The American College of Cardiology and American Heart Association guidelines recommend using exercise echocardiography among possible stress imaging tests to evaluate symptomatic patients after PCI and coronary artery bypass graft (CABG) surgery. But the use of these tests for asymptomatic patients is more controversial, wrote Serge C. Harb, MD, of the department of cardiovascular medicine at the Cleveland Clinic Heart and Vascular Institute, and colleagues. Early testing—that is, testing less than two years after PCI and five years after CABG surgery—is considered inappropriate while testing after these cutoff periods is deemed of indeterminate value.    

“The inappropriate use of noninvasive testing is not only costly but also could lead to unnecessary downstream testing and interventions such as coronary angiography and revascularization,” Harb and colleagues wrote.
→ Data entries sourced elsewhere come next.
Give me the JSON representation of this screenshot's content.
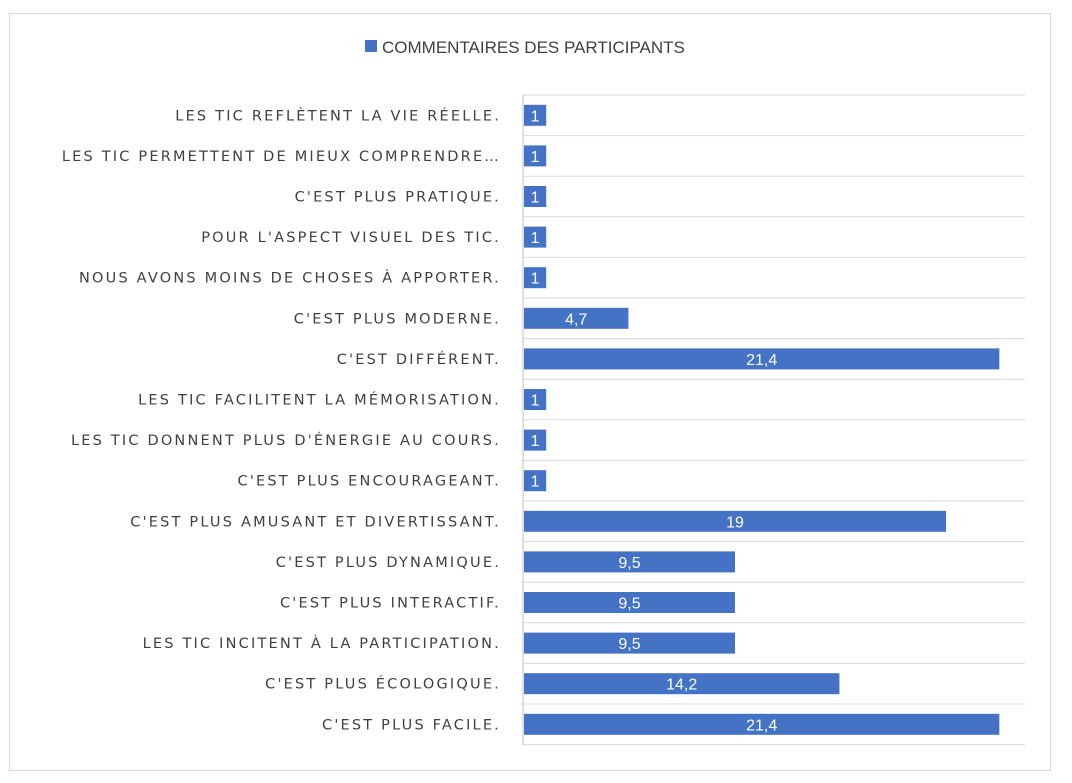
{
  "chart_data": {
    "type": "bar",
    "orientation": "horizontal",
    "title": "",
    "series": [
      {
        "name": "COMMENTAIRES DES PARTICIPANTS",
        "color": "#4472c4",
        "values": [
          1,
          1,
          1,
          1,
          1,
          4.7,
          21.4,
          1,
          1,
          1,
          19,
          9.5,
          9.5,
          9.5,
          14.2,
          21.4
        ],
        "labels": [
          "1",
          "1",
          "1",
          "1",
          "1",
          "4,7",
          "21,4",
          "1",
          "1",
          "1",
          "19",
          "9,5",
          "9,5",
          "9,5",
          "14,2",
          "21,4"
        ]
      }
    ],
    "categories": [
      "LES TIC REFLÈTENT LA VIE RÉELLE.",
      "LES TIC PERMETTENT DE MIEUX COMPRENDRE…",
      "C'EST PLUS PRATIQUE.",
      "POUR L'ASPECT VISUEL DES TIC.",
      "NOUS AVONS MOINS DE CHOSES À APPORTER.",
      "C'EST PLUS MODERNE.",
      "C'EST DIFFÉRENT.",
      "LES TIC FACILITENT LA MÉMORISATION.",
      "LES TIC DONNENT PLUS D'ÉNERGIE AU COURS.",
      "C'EST PLUS ENCOURAGEANT.",
      "C'EST PLUS AMUSANT ET DIVERTISSANT.",
      "C'EST PLUS DYNAMIQUE.",
      "C'EST PLUS INTERACTIF.",
      "LES TIC INCITENT À LA PARTICIPATION.",
      "C'EST PLUS ÉCOLOGIQUE.",
      "C'EST PLUS FACILE."
    ],
    "xlim": [
      0,
      22.6
    ],
    "grid": true,
    "legend_position": "top"
  }
}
Their goal was to examine the effectiveness of early and late testing of asymptomatic patients after revascularization and treatment responses to determine whether treatment made a difference in outcomes.  

The researchers conducted an observational retrospective study using prospective data on PCI and CABG patients referred for exercise echocardiography at the Cleveland Clinic between 2000 and 2010. They identified 2,105 asymptomatic patients with a history of MI; 1,143 had undergone PCI while 962 had undergone CABG. Their primary endpoints were repeat revascularization within six months of the screening results and cardiac and all-cause mortality after a mean follow-up of 5.7 years.

Testing identified 13 percent of patients as having ischemia. Of those, only 34 percent underwent revascularization. Among those with nonischemic test results, 49 percent had a second or subsequent test and the rate of revascularization ranged from 33 percent for patients with positive results to 12 percent for patients without ischemia.

There were 97 deaths (4.6 percent) for an annualized mortality rate of 0.8 percent. Mortality was associated with ischemia, and patients with ischemia on an exercise echocardiography test post-revascularization had a higher mortality than those without ischemia, at 8 percent and 4.1 percent, respectively.

Harb and colleagues observed that patients and physicians often chose to not act when presented with ischemic results. “Among patients with evidence of ischemia, 66 percent did not undergo RVS [revascularization], and of those who underwent RVS, 75 percent did not have ischemia on their ExE [exercise echocardiography]. The decision to proceed with RVS was based more on the change in the clinical status of the patient with development of ischemic symptoms than on the sole result of the test,” they wrote.

They continued that from a prognostic standpoint, their results suggest that using a combination of clinical and exercise echocardiography test data is effective for identifying at-risk patients although revascularization is unlikely to benefit them. “To our knowledge, no previous study of exercise echocardiography in asymptomatic patients post-revascularization addressed the incremental value of imaging to clinical and stress testing findings,” they wrote.

Given the apparent lack of benefit for post-PCI and post-CABG patients, though, they recommended that physicians deliberate before screening asymptomatic patients. “From a health economic standpoint, appropriateness of such testing must be carefully reviewed,” they concluded.